In [1]:
# Use ChromaDB for storing some vectors
# see https://docs.trychroma.com/guides
# - embedding
# - similarity / distance function
# - metadata
# - collections

In [2]:
import chromadb
# setup Chroma in-memory, for easy prototyping. Can add persistence easily!
client = chromadb.Client()

# client = chromadb.PersistentClient(path="/path/to/save/to")

In [3]:
from chromadb.utils import embedding_functions
embed_fn = embedding_functions.DefaultEmbeddingFunction()
embed_fn

<chromadb.utils.embedding_functions.onnx_mini_lm_l6_v2.ONNXMiniLM_L6_V2 at 0x11f864bd0>

In [4]:
inf_chunk_1 = """A vector database, vector store or vector search engine is a database that can store vectors 
(fixed-length lists of numbers) along with other data items. Vector databases typically implement one or more 
Approximate Nearest Neighbor algorithms,so that one can search the database with a query vector to retrieve the 
closest matching database records."""

inf_chunk_2 = """Vectors are mathematical representations of data in a high-dimensional space. In this space, 
each dimension corresponds to a feature of the data, with the number of dimensions ranging from a few hundred to 
tens of thousands, depending on the complexity of the data being represented. A vector's position in this space 
represents its characteristics. Words, phrases, or entire documents, as well as images, audio, and other types of data, 
can all be vectorized."""

inf_chunk_3 = """The Moon is Earth's only natural satellite. It orbits at an average distance of 384,400 km (238,900 mi), 
about 30 times the diameter of Earth. Tidal forces between Earth and the Moon have synchronized the Moon's orbital period 
(lunar month) with its rotation period (lunar day) at 29.5 Earth days, causing the same side of the Moon to always face Earth.  
"""

vector = embed_fn([inf_chunk_1])
print(type(vector))
print(type(vector[0]))
print(vector[0].shape)

<class 'list'>
<class 'numpy.ndarray'>
(384,)


In [8]:
import numpy as np

vector_1 = embed_fn([inf_chunk_1])[0]
vector_2 = embed_fn([inf_chunk_2])[0]
vector_3 = embed_fn([inf_chunk_3])[0]

def cosine_similarity(v1, v2):
    dot_product = np.dot(v1, v2)
    return  dot_product / (np.linalg.norm(v1) * np.linalg.norm(v2))

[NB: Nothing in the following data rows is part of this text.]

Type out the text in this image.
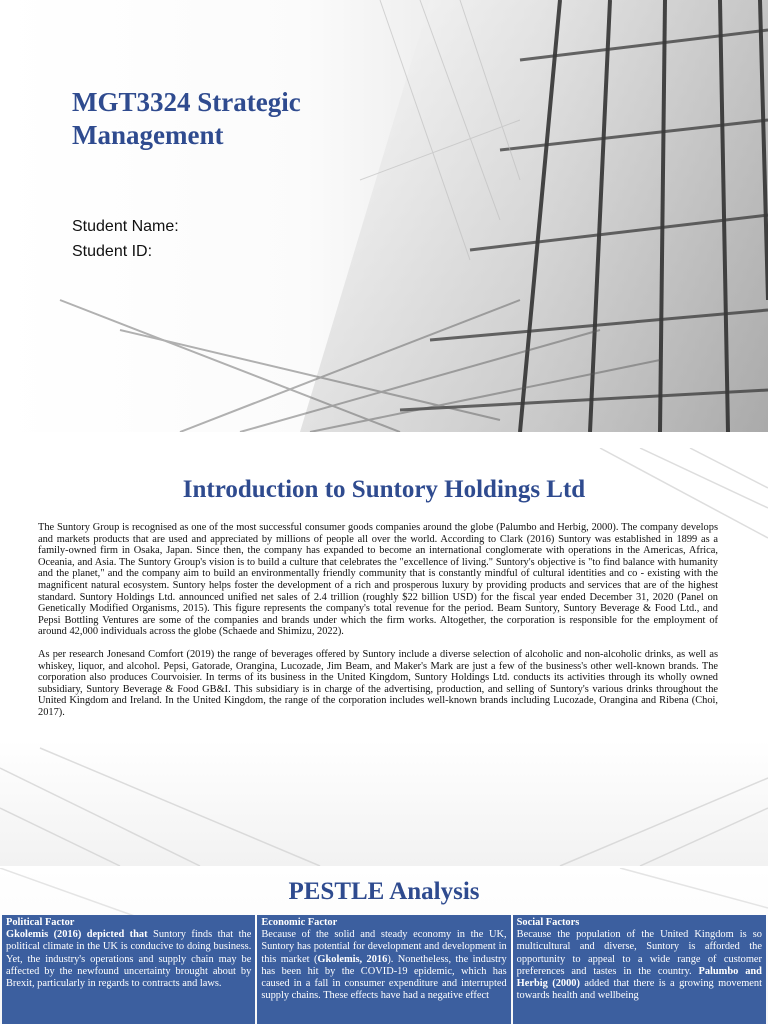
MGT3324 Strategic Management
Student Name:
Student ID:
Introduction to Suntory Holdings Ltd

The Suntory Group is recognised as one of the most successful consumer goods companies around the globe (Palumbo and Herbig, 2000). The company develops and markets products that are used and appreciated by millions of people all over the world. According to Clark (2016) Suntory was established in 1899 as a family-owned firm in Osaka, Japan. Since then, the company has expanded to become an international conglomerate with operations in the Americas, Africa, Oceania, and Asia. The Suntory Group's vision is to build a culture that celebrates the "excellence of living." Suntory's objective is "to find balance with humanity and the planet," and the company aim to build an environmentally friendly community that is constantly mindful of cultural identities and co - existing with the magnificent natural ecosystem. Suntory helps foster the development of a rich and prosperous luxury by providing products and services that are of the highest standard. Suntory Holdings Ltd. announced unified net sales of 2.4 trillion (roughly $22 billion USD) for the fiscal year ended December 31, 2020 (Panel on Genetically Modified Organisms, 2015). This figure represents the company's total revenue for the period. Beam Suntory, Suntory Beverage & Food Ltd., and Pepsi Bottling Ventures are some of the companies and brands under which the firm works. Altogether, the corporation is responsible for the employment of around 42,000 individuals across the globe (Schaede and Shimizu, 2022).

As per research Jonesand Comfort (2019) the range of beverages offered by Suntory include a diverse selection of alcoholic and non-alcoholic drinks, as well as whiskey, liquor, and alcohol. Pepsi, Gatorade, Orangina, Lucozade, Jim Beam, and Maker's Mark are just a few of the business's other well-known brands. The corporation also produces Courvoisier. In terms of its business in the United Kingdom, Suntory Holdings Ltd. conducts its activities through its wholly owned subsidiary, Suntory Beverage & Food GB&I. This subsidiary is in charge of the advertising, production, and selling of Suntory's various drinks throughout the United Kingdom and Ireland. In the United Kingdom, the range of the corporation includes well-known brands including Lucozade, Orangina and Ribena (Choi, 2017).

PESTLE Analysis
Political Factor
Gkolemis (2016) depicted that Suntory finds that the political climate in the UK is conducive to doing business. Yet, the industry's operations and supply chain may be affected by the newfound uncertainty brought about by Brexit, particularly in regards to contracts and laws.
Economic Factor
Because of the solid and steady economy in the UK, Suntory has potential for development and development in this market (Gkolemis, 2016). Nonetheless, the industry has been hit by the COVID-19 epidemic, which has caused in a fall in consumer expenditure and interrupted supply chains. These effects have had a negative effect
Social Factors
Because the population of the United Kingdom is so multicultural and diverse, Suntory is afforded the opportunity to appeal to a wide range of customer preferences and tastes in the country. Palumbo and Herbig (2000) added that there is a growing movement towards health and wellbeing
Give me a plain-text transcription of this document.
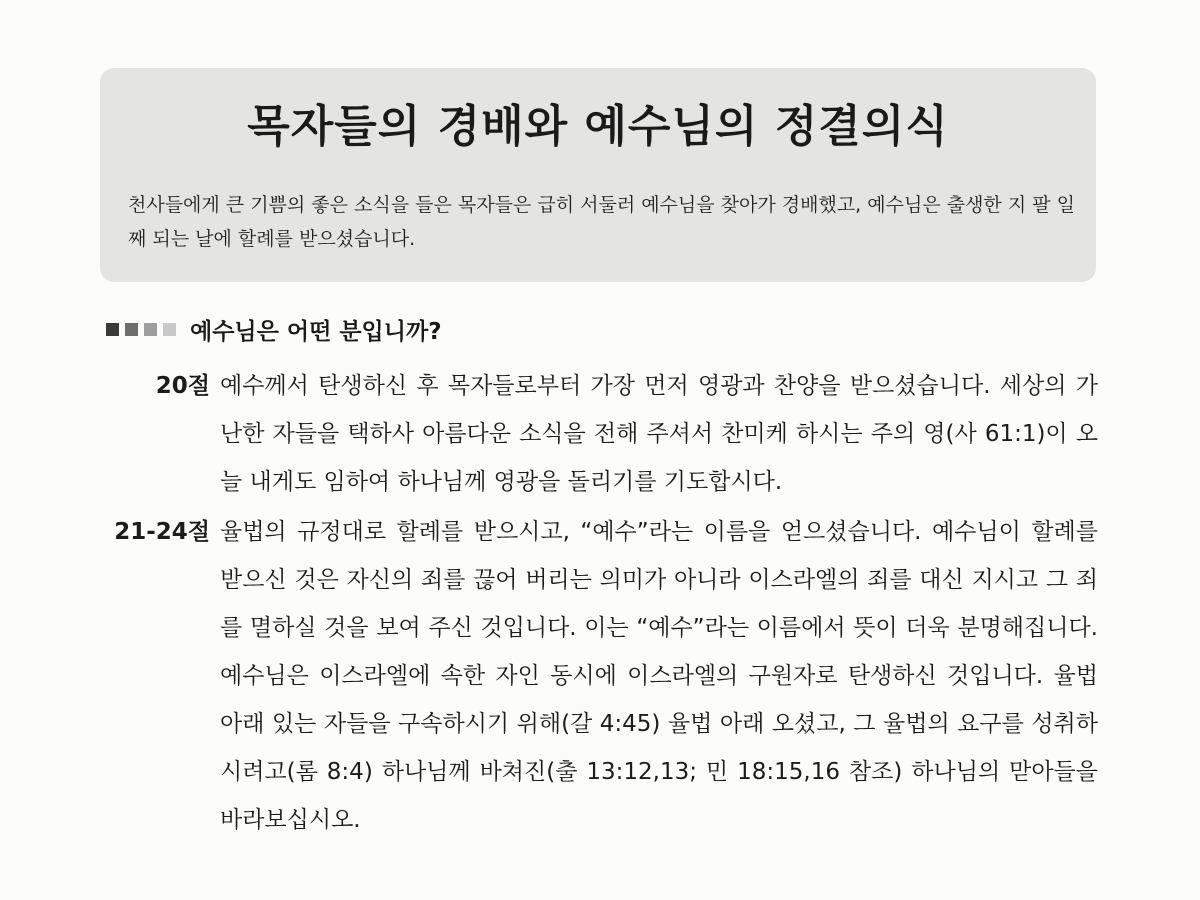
목자들의 경배와 예수님의 정결의식

천사들에게 큰 기쁨의 좋은 소식을 들은 목자들은 급히 서둘러 예수님을 찾아가 경배했고, 예수님은 출생한 지 팔 일째 되는 날에 할례를 받으셨습니다.

예수님은 어떤 분입니까?
20절 예수께서 탄생하신 후 목자들로부터 가장 먼저 영광과 찬양을 받으셨습니다. 세상의 가난한 자들을 택하사 아름다운 소식을 전해 주셔서 찬미케 하시는 주의 영(사 61:1)이 오늘 내게도 임하여 하나님께 영광을 돌리기를 기도합시다.

21-24절 율법의 규정대로 할례를 받으시고, “예수”라는 이름을 얻으셨습니다. 예수님이 할례를 받으신 것은 자신의 죄를 끊어 버리는 의미가 아니라 이스라엘의 죄를 대신 지시고 그 죄를 멸하실 것을 보여 주신 것입니다. 이는 “예수”라는 이름에서 뜻이 더욱 분명해집니다. 예수님은 이스라엘에 속한 자인 동시에 이스라엘의 구원자로 탄생하신 것입니다. 율법 아래 있는 자들을 구속하시기 위해(갈 4:45) 율법 아래 오셨고, 그 율법의 요구를 성취하시려고(롬 8:4) 하나님께 바쳐진(출 13:12,13; 민 18:15,16 참조) 하나님의 맏아들을 바라보십시오.
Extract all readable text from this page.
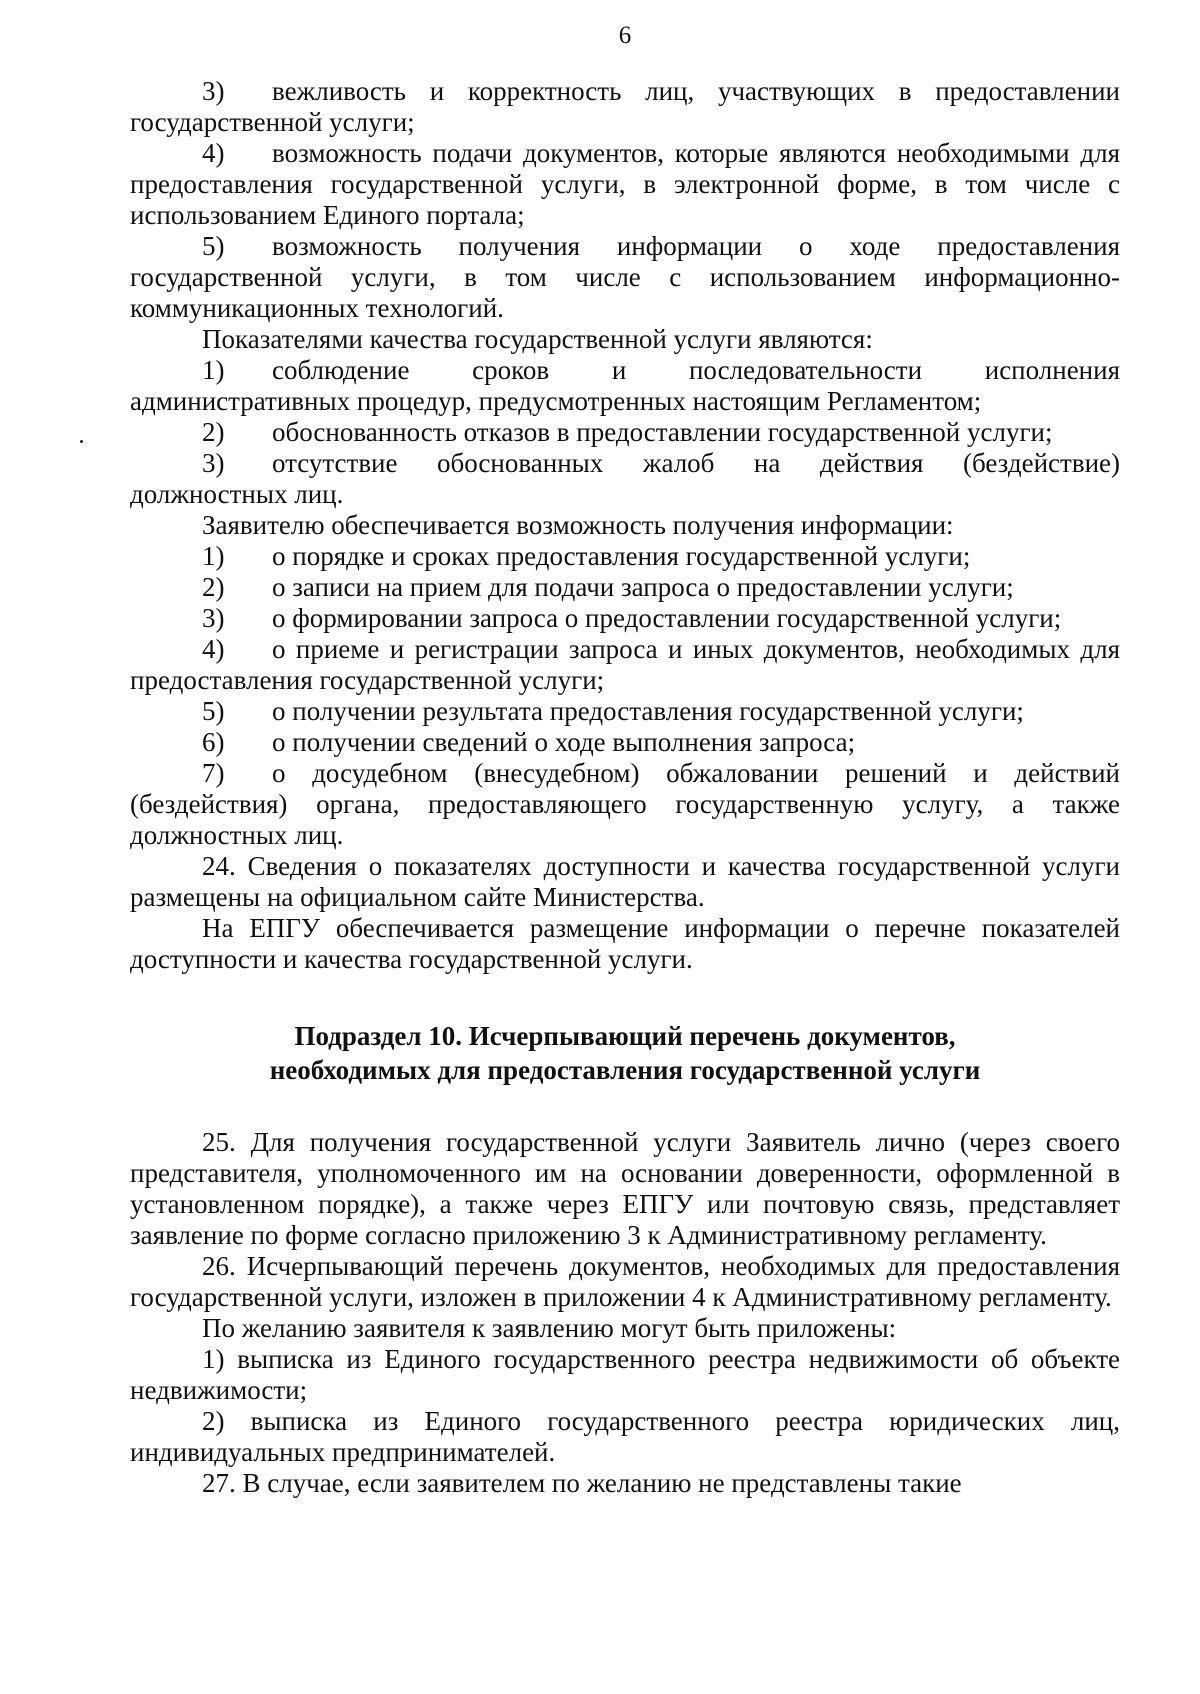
6

3) вежливость и корректность лиц, участвующих в предоставлении государственной услуги;

4) возможность подачи документов, которые являются необходимыми для предоставления государственной услуги, в электронной форме, в том числе с использованием Единого портала;

5) возможность получения информации о ходе предоставления государственной услуги, в том числе с использованием информационно-коммуникационных технологий.

Показателями качества государственной услуги являются:

1) соблюдение сроков и последовательности исполнения административных процедур, предусмотренных настоящим Регламентом;

2) обоснованность отказов в предоставлении государственной услуги;

3) отсутствие обоснованных жалоб на действия (бездействие) должностных лиц.

Заявителю обеспечивается возможность получения информации:

1) о порядке и сроках предоставления государственной услуги;

2) о записи на прием для подачи запроса о предоставлении услуги;

3) о формировании запроса о предоставлении государственной услуги;

4) о приеме и регистрации запроса и иных документов, необходимых для предоставления государственной услуги;

5) о получении результата предоставления государственной услуги;

6) о получении сведений о ходе выполнения запроса;

7) о досудебном (внесудебном) обжаловании решений и действий (бездействия) органа, предоставляющего государственную услугу, а также должностных лиц.

24. Сведения о показателях доступности и качества государственной услуги размещены на официальном сайте Министерства.

На ЕПГУ обеспечивается размещение информации о перечне показателей доступности и качества государственной услуги.

Подраздел 10. Исчерпывающий перечень документов,

необходимых для предоставления государственной услуги

25. Для получения государственной услуги Заявитель лично (через своего представителя, уполномоченного им на основании доверенности, оформленной в установленном порядке), а также через ЕПГУ или почтовую связь, представляет заявление по форме согласно приложению 3 к Административному регламенту.

26. Исчерпывающий перечень документов, необходимых для предоставления государственной услуги, изложен в приложении 4 к Административному регламенту.

По желанию заявителя к заявлению могут быть приложены:

1) выписка из Единого государственного реестра недвижимости об объекте недвижимости;

2) выписка из Единого государственного реестра юридических лиц, индивидуальных предпринимателей.

27. В случае, если заявителем по желанию не представлены такие
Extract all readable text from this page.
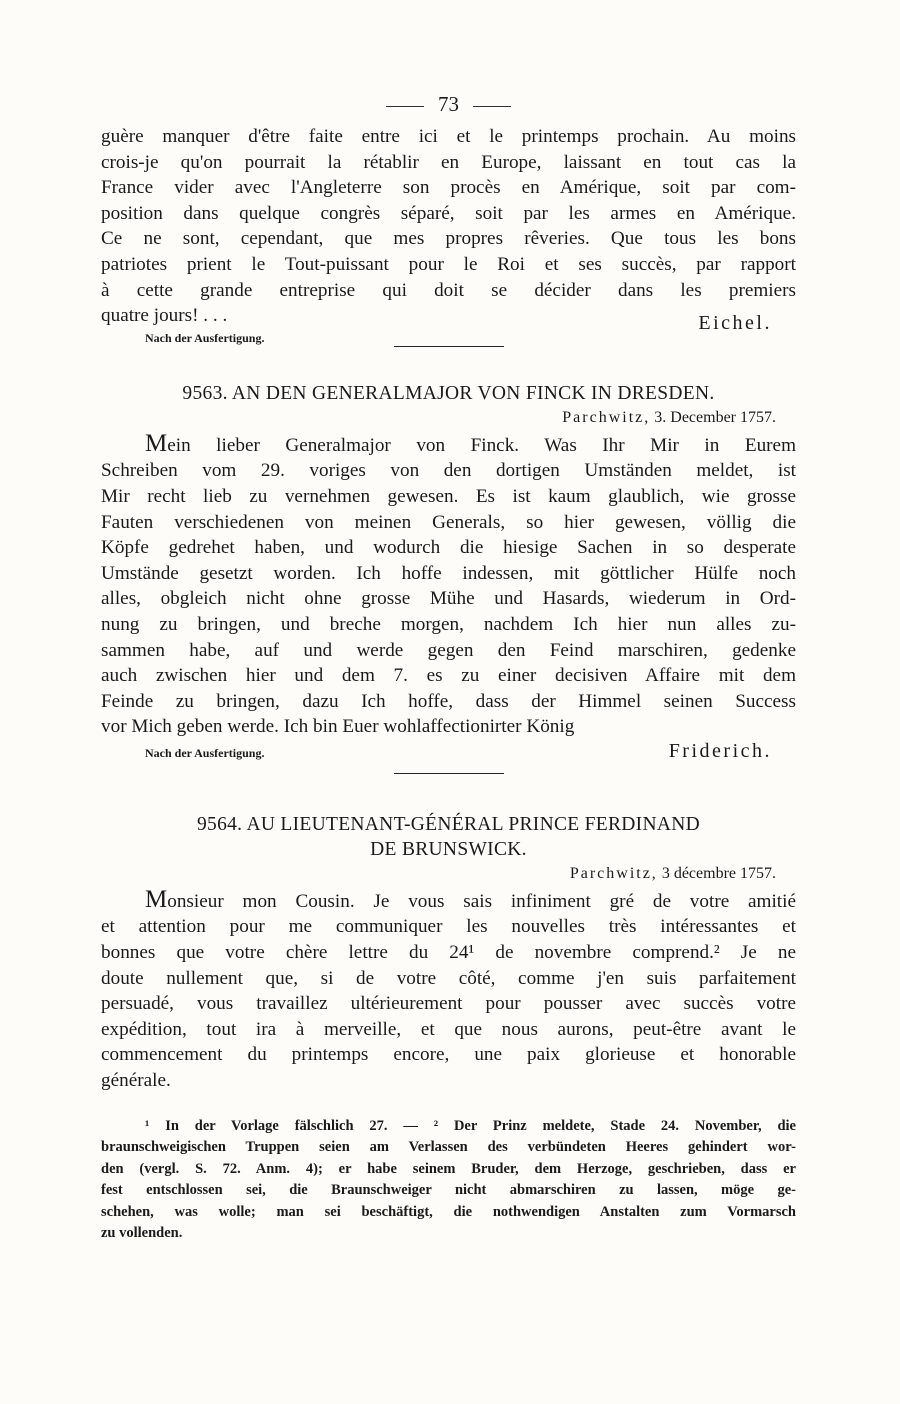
73
guère manquer d'être faite entre ici et le printemps prochain. Au moins
crois-je qu'on pourrait la rétablir en Europe, laissant en tout cas la
France vider avec l'Angleterre son procès en Amérique, soit par com-
position dans quelque congrès séparé, soit par les armes en Amérique.
Ce ne sont, cependant, que mes propres rêveries. Que tous les bons
patriotes prient le Tout-puissant pour le Roi et ses succès, par rapport
à cette grande entreprise qui doit se décider dans les premiers
quatre jours! . . .	Eichel.
Nach der Ausfertigung.
9563. AN DEN GENERALMAJOR VON FINCK IN DRESDEN.
Parchwitz, 3. December 1757.
Mein lieber Generalmajor von Finck. Was Ihr Mir in Eurem
Schreiben vom 29. voriges von den dortigen Umständen meldet, ist
Mir recht lieb zu vernehmen gewesen. Es ist kaum glaublich, wie grosse
Fauten verschiedenen von meinen Generals, so hier gewesen, völlig die
Köpfe gedrehet haben, und wodurch die hiesige Sachen in so desperate
Umstände gesetzt worden. Ich hoffe indessen, mit göttlicher Hülfe noch
alles, obgleich nicht ohne grosse Mühe und Hasards, wiederum in Ord-
nung zu bringen, und breche morgen, nachdem Ich hier nun alles zu-
sammen habe, auf und werde gegen den Feind marschiren, gedenke
auch zwischen hier und dem 7. es zu einer decisiven Affaire mit dem
Feinde zu bringen, dazu Ich hoffe, dass der Himmel seinen Success
vor Mich geben werde. Ich bin Euer wohlaffectionirter König
Nach der Ausfertigung.	Friderich.
9564. AU LIEUTENANT-GÉNÉRAL PRINCE FERDINAND
DE BRUNSWICK.
Parchwitz, 3 décembre 1757.
Monsieur mon Cousin. Je vous sais infiniment gré de votre amitié
et attention pour me communiquer les nouvelles très intéressantes et
bonnes que votre chère lettre du 24¹ de novembre comprend.² Je ne
doute nullement que, si de votre côté, comme j'en suis parfaitement
persuadé, vous travaillez ultérieurement pour pousser avec succès votre
expédition, tout ira à merveille, et que nous aurons, peut-être avant le
commencement du printemps encore, une paix glorieuse et honorable
générale.
¹ In der Vorlage fälschlich 27. — ² Der Prinz meldete, Stade 24. November, die
braunschweigischen Truppen seien am Verlassen des verbündeten Heeres gehindert wor-
den (vergl. S. 72. Anm. 4); er habe seinem Bruder, dem Herzoge, geschrieben, dass er
fest entschlossen sei, die Braunschweiger nicht abmarschiren zu lassen, möge ge-
schehen, was wolle; man sei beschäftigt, die nothwendigen Anstalten zum Vormarsch
zu vollenden.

print(np.linalg.norm(vector_1))
print(np.linalg.norm(vector_2))
print(np.dot(vector_1, vector_2))
print(np.linalg.norm(vector_1 - vector_2))
print(cosine_similarity(vector_1, vector_2))

0.99999994
0.99999994
0.68767667
0.79034597
0.6876767


In [11]:
vectors = [vector_1, vector_2, vector_3]

for i, v1 in enumerate(vectors):
    for j, v2 in enumerate(vectors):
        print(f"({i+1},{j+1})",cosine_similarity(v1, v2), np.linalg.norm(v1 - v2))

(1,1) 1.0000001 0.0
(1,2) 0.6876767 0.79034597
(1,3) -0.008222253 1.4200157
(2,1) 0.6876767 0.79034597
(2,2) 1.0000001 0.0
(2,3) 0.019836674 1.4001166
(3,1) -0.008222253 1.4200157
(3,2) 0.019836674 1.4001166
(3,3) 1.0 0.0


In [13]:
# Create a collection
try:
    client.delete_collection(name="my_collection")
except Exception as e:
   print(e)
    
collection = client.create_collection(name="my_collection", 
                                      embedding_function=embed_fn, 
                                      metadata={"hnsw:space": "cosine"} # l2 is the default
                                     )
collection = client.get_collection(name="my_collection", embedding_function=embed_fn)

In [14]:
import uuid

ids = []
for i  in range(3):
    ids.append(str(uuid.uuid4()))

collection.add(
    documents=[inf_chunk_1, inf_chunk_2, inf_chunk_3],
    metadatas=[
        {"wikipedia": "Vector database", "url": "https://en.wikipedia.org/wiki/Vector_database"}, 
        {"wikipedia": "Vector database", "url": "https://en.wikipedia.org/wiki/Vector_database"}, 
        {"wikipedia": "Moon", "url": "https://en.wikipedia.org/wiki/Moon"}],
    ids=ids
)

In [15]:
question = "Tell me something about the moon."
question_embeddings = embed_fn([question])


result = collection.query(
    query_embeddings=question_embeddings,
    n_results=2,
)

In [16]:
result #distance = 1 - cosine_similarity !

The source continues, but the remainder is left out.